Section 195 has no application once TDS has been made on Salary: Delhi HC upholds order of ITAT [Read Order]

Salary - application - TDS - Delhi - HC - ITAT - TAXSCAN

Section 195 of the Income Tax Act has no application once the nature of payment determined as salary and TDS has been made under Section 192, the Delhi High Court upheld the order of ITAT in deleting the addition under Section 192 read with section 195 of the Income Tax Act,1961.

The appellant revenue challenged the order dated 17th August 2020 passed by the Income Tax Appellate Tribunal (‘ITAT’) in ITA No.9765/Del/2019 for the Assessment Year 2015-16.

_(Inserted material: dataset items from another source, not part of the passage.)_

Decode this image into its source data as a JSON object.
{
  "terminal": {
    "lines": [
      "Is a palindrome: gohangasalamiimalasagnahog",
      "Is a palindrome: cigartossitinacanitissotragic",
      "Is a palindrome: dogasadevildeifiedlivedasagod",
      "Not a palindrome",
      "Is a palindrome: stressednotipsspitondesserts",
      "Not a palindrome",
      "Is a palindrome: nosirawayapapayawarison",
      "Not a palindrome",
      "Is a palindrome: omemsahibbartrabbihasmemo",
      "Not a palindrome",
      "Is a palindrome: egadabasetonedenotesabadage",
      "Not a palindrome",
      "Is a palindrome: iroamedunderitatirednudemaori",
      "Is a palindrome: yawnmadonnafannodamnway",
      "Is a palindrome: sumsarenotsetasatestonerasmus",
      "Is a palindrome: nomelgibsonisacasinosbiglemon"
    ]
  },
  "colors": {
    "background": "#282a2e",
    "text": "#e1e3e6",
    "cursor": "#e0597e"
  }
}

Mr Sanjay Kumar counsel for the appellant states that ITAT has erred in allowing the appeal of the assessee on the ground that the draft order framed under Section 144C(1) of the Income Tax Act, 1961 (‘the Act’) was issued in the name of a non-existing company and was accordingly void ab-initio making all subsequent proceedings non-est ignoring the fact that initial jurisdictional notice dated 16th March 2016 under Section 143(2) of the Act had been issued to the correct entity and the final assessment order dated 29th October 2019 had been passed in the name of the new entity as per the Directions of the Dispute Resolution Panel (DRP).

In the case of disallowance under Section 40(a)(ia) of the Act, the Coram of Justice Manmohan and Justice Manmeet Pritam Singh Arora found that the assesseehas deducted tax at source under Section 192 of the Act and upheld the opinion of the ITAT that Section 195 of the Act has no application once the nature of payment is determined as salary and deduction has been made under Section 192 of the Act.

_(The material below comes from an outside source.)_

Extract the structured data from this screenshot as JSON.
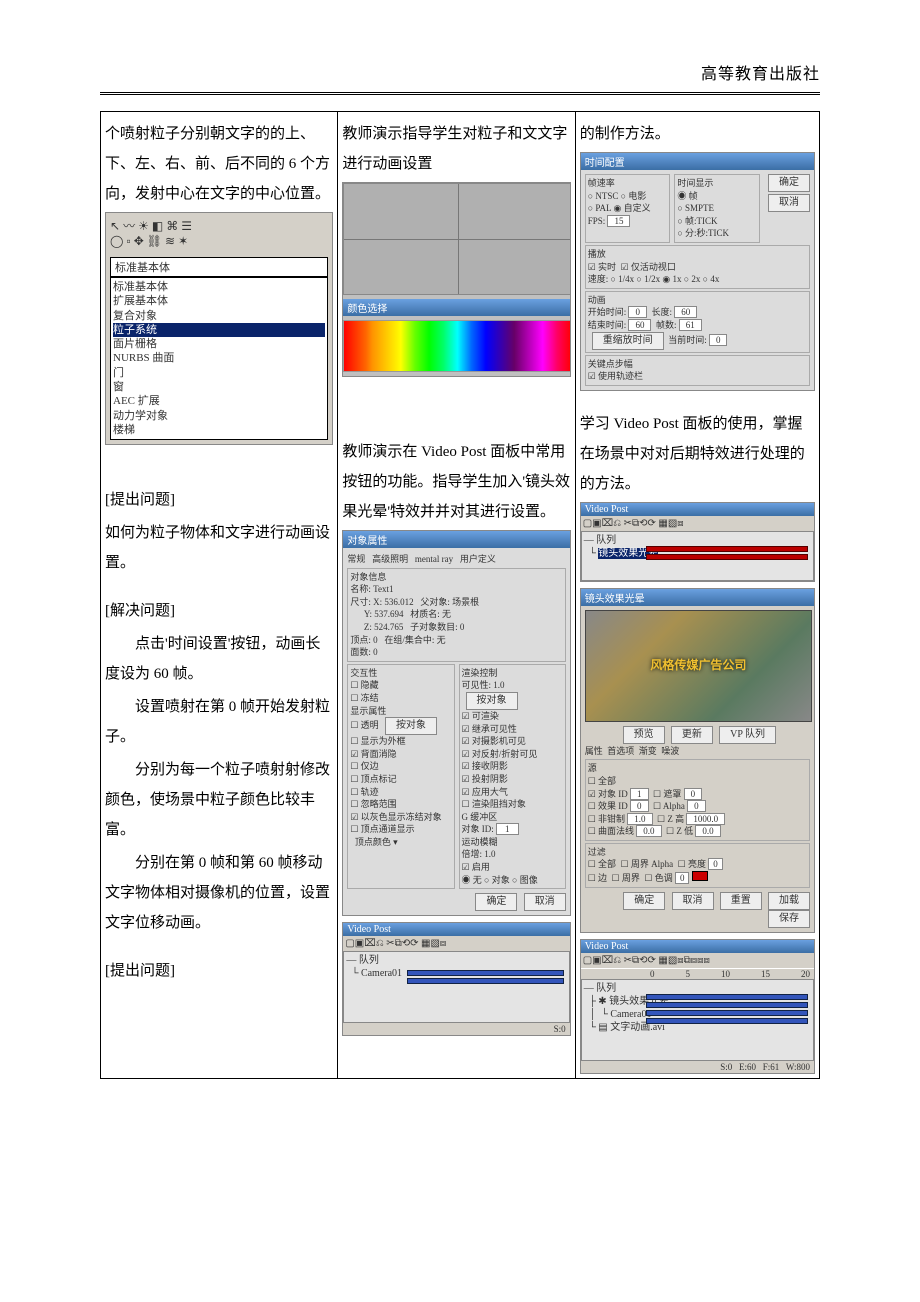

It was observed that salaries paid to such personnel asMr Laser are taxable in India and they cannot be considered to be fees for technical services. Further, even as per Section 9 of the Act, the payment cannot be treated as fees for technical service. Explanation 2 to Section 9(1)(vii) gives the meaning of the expression “fees for technical services” as per which, inter alia, any consideration which would be the income of the recipient chargeable under the head “salaries”, then such payment will not be considered as fees for technical services. Thus, even as per the provisions of the Act, the payment in question cannot be treated as fees for technical services. Moreover, since it is paid as salary to Mr Laser, tax has been deducted under Section 192 of the Act.”

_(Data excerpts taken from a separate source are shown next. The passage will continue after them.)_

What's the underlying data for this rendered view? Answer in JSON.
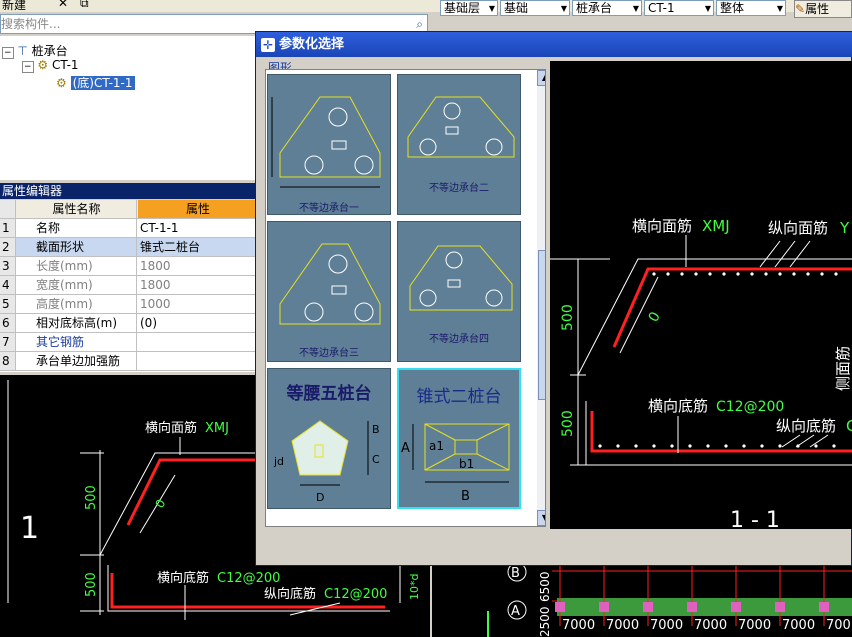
{
  "toolbar": {
    "new_label": "新建",
    "combos": [
      "基础层",
      "基础",
      "桩承台",
      "CT-1",
      "整体"
    ],
    "props_label": "属性"
  },
  "search": {
    "placeholder": "搜索构件..."
  },
  "tree": {
    "root": "桩承台",
    "child": "CT-1",
    "leaf": "(底)CT-1-1"
  },
  "property_editor": {
    "title": "属性编辑器",
    "col_name": "属性名称",
    "col_value": "属性",
    "rows": [
      {
        "n": "1",
        "k": "名称",
        "v": "CT-1-1"
      },
      {
        "n": "2",
        "k": "截面形状",
        "v": "锥式二桩台"
      },
      {
        "n": "3",
        "k": "长度(mm)",
        "v": "1800"
      },
      {
        "n": "4",
        "k": "宽度(mm)",
        "v": "1800"
      },
      {
        "n": "5",
        "k": "高度(mm)",
        "v": "1000"
      },
      {
        "n": "6",
        "k": "相对底标高(m)",
        "v": "(0)"
      },
      {
        "n": "7",
        "k": "其它钢筋",
        "v": ""
      },
      {
        "n": "8",
        "k": "承台单边加强筋",
        "v": ""
      }
    ]
  },
  "dialog": {
    "title": "参数化选择",
    "group_label": "图形",
    "thumbs": [
      {
        "caption": "不等边承台一"
      },
      {
        "caption": "不等边承台二"
      },
      {
        "caption": "不等边承台三"
      },
      {
        "caption": "不等边承台四"
      },
      {
        "caption": "等腰五桩台",
        "dims": [
          "B",
          "C",
          "D",
          "jd"
        ]
      },
      {
        "caption": "锥式二桩台",
        "dims": [
          "A",
          "a1",
          "b1",
          "B"
        ]
      }
    ]
  },
  "cad_preview": {
    "top_label": "横向面筋",
    "top_code": "XMJ",
    "side_label": "纵向面筋",
    "side_code": "Y",
    "dim1": "500",
    "dim2": "500",
    "zero": "0",
    "bottom_label": "横向底筋",
    "bottom_code": "C12@200",
    "long_bottom_label": "纵向底筋",
    "long_bottom_code": "C",
    "side_face_label": "侧面筋",
    "section_mark": "1 - 1"
  },
  "cad_main": {
    "top_label": "横向面筋",
    "top_code": "XMJ",
    "dim1": "500",
    "dim2": "500",
    "zero": "0",
    "bottom_label": "横向底筋",
    "bottom_code": "C12@200",
    "long_label": "纵向底筋",
    "long_code": "C12@200",
    "side_mark": "1",
    "side_code": "10*d"
  },
  "grid_view": {
    "axis_b": "B",
    "axis_a": "A",
    "dims": [
      "7000",
      "7000",
      "7000",
      "7000",
      "7000",
      "7000",
      "700"
    ],
    "left_dims": [
      "6500",
      "2500"
    ]
  },
  "colors": {
    "rebar": "#ff2020",
    "dim_line": "#ffffff",
    "code_green": "#40ff40",
    "thumb_bg": "#5e7f95",
    "thumb_outline": "#e8e020",
    "selection": "#316ac5"
  }
}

The Court viewed that “the issues of ‘receivables’ as well as ‘disallowance’ under Section 40(a)(ia) of the Act are essentially questions of fact, which give rise to no substantial questions of law especially when the findings of the ITAT are not perverse. The present appeal is dismissed.

Ms Sachit Jolly with Mr Rohit Garg, Ms Disha Jham and Mr Sphum Dua, Advocates appeared for the respondent.